Obviously, the markets endure a serious tumble the past 5+ weeks. With this decline now obvious, the questions become "Where to now?" and "What can I expect next?". This post provides a reply from two individuals whose market insights are well-respected. One is Jack Cory, who requires no introduction to many of this site's readers but for other readers, Jack has deep and broad experience in the markets' wily ways; the second is Eric Anderson, who views the markets through a statistical prism. Each person's analysis makes for interesting reading.
I will follow on later this morning (I hope) with my comments in part 2 of this post. I will state now, however, that it would not surprise me were the markets to reverse up from today's gap down openings and early morning lows, for at least a short term reversal. More anon.
First, Jack Cory...
Yesterday I reviewed a recent chart of the McClellan Oscillator. That appears so oversold as to encourage me to look at Oscillator result after today's (Wednesday 8/15) close.
The Oscillator is in the process of making a complex bottom, the type from which major market uptrends begin. Although the market was down significantly today and was extending its downtrend, including a continuation of a break down through a major up trendline, the Oscillator was barely able to continue to go down. This is very bullish.
I expect that the market will begin a rally either Thursday or Friday. However, I always look for a confirming "hook" in the Oscillator as a buy signal. That should probably come in the next few trading days. The wonderful thing about the hook is that it is almost unknown for it to fail as a great buypoint and as a confirmation of a new uptrend of significant proportion.
I should also point out that Bill O'Neil's buy point will come a little later, usually about 7 to 10 days after the bottom.
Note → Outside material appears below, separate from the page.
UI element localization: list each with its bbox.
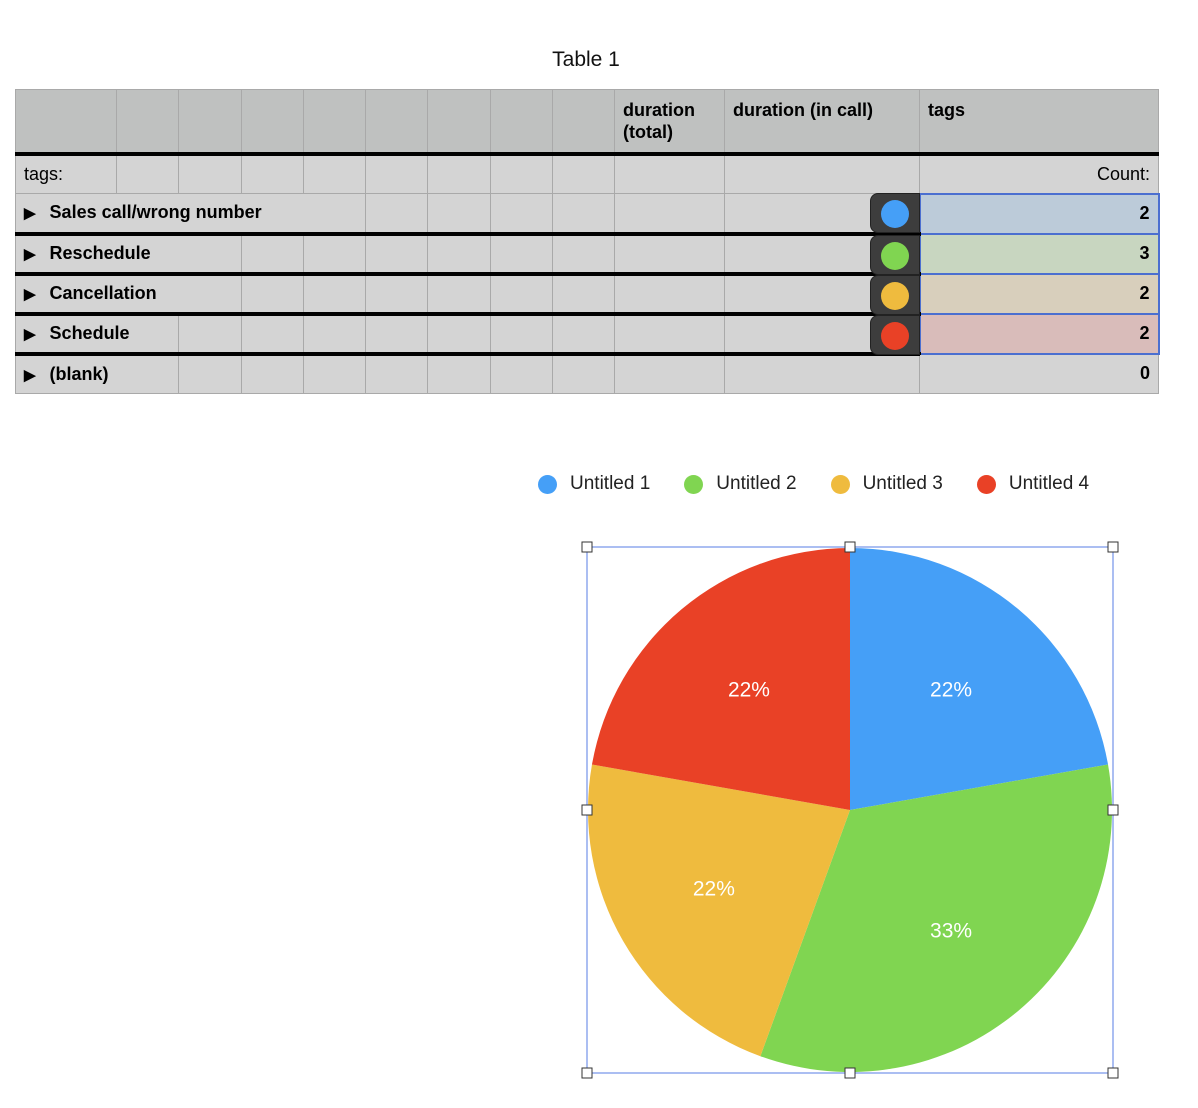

Watch for a quick rise off of a complex bottom, followed by a three to seven days of sidewise action, and then a continuation to the upside.
Personally, I prefer the McClellan Oscillator hook as a signal. Usually both the hook and the O'Neil signals occur at significant market bottoms, but not always. On the other hand I cannot recall when at least one of these did not occur.
I will continue to watch the market and the oscillator and let you know my impressions of it.
And Eric Anderson...
Based on our talk I looked at some weekly S&P 500 data again, 1950 to present week. At this point in time we are some 5 weeks and 10% in the midst of what I hope to be a short term opportunity.
The odds, if you assume we have not yet reached the market cycle peak, then...
• 2 of 14 times a short two week 5% drop occurred (This did not happen),
• 8 of 14 times a 5-6 week drop of 10 to 15% occurred (This may be where we are now),
• The other four times the drop lasted 9, 10, 11,13, and 13 weeks for a 15 to 25% drop from recent highs. This may be where we are going...
So a bottom might happen in conjunction with the Aug, Sept, or October options expiration weeks. At this point, I am looking for lower lows in 5% increments for the S&P 500. This way I use either time and or percentage move.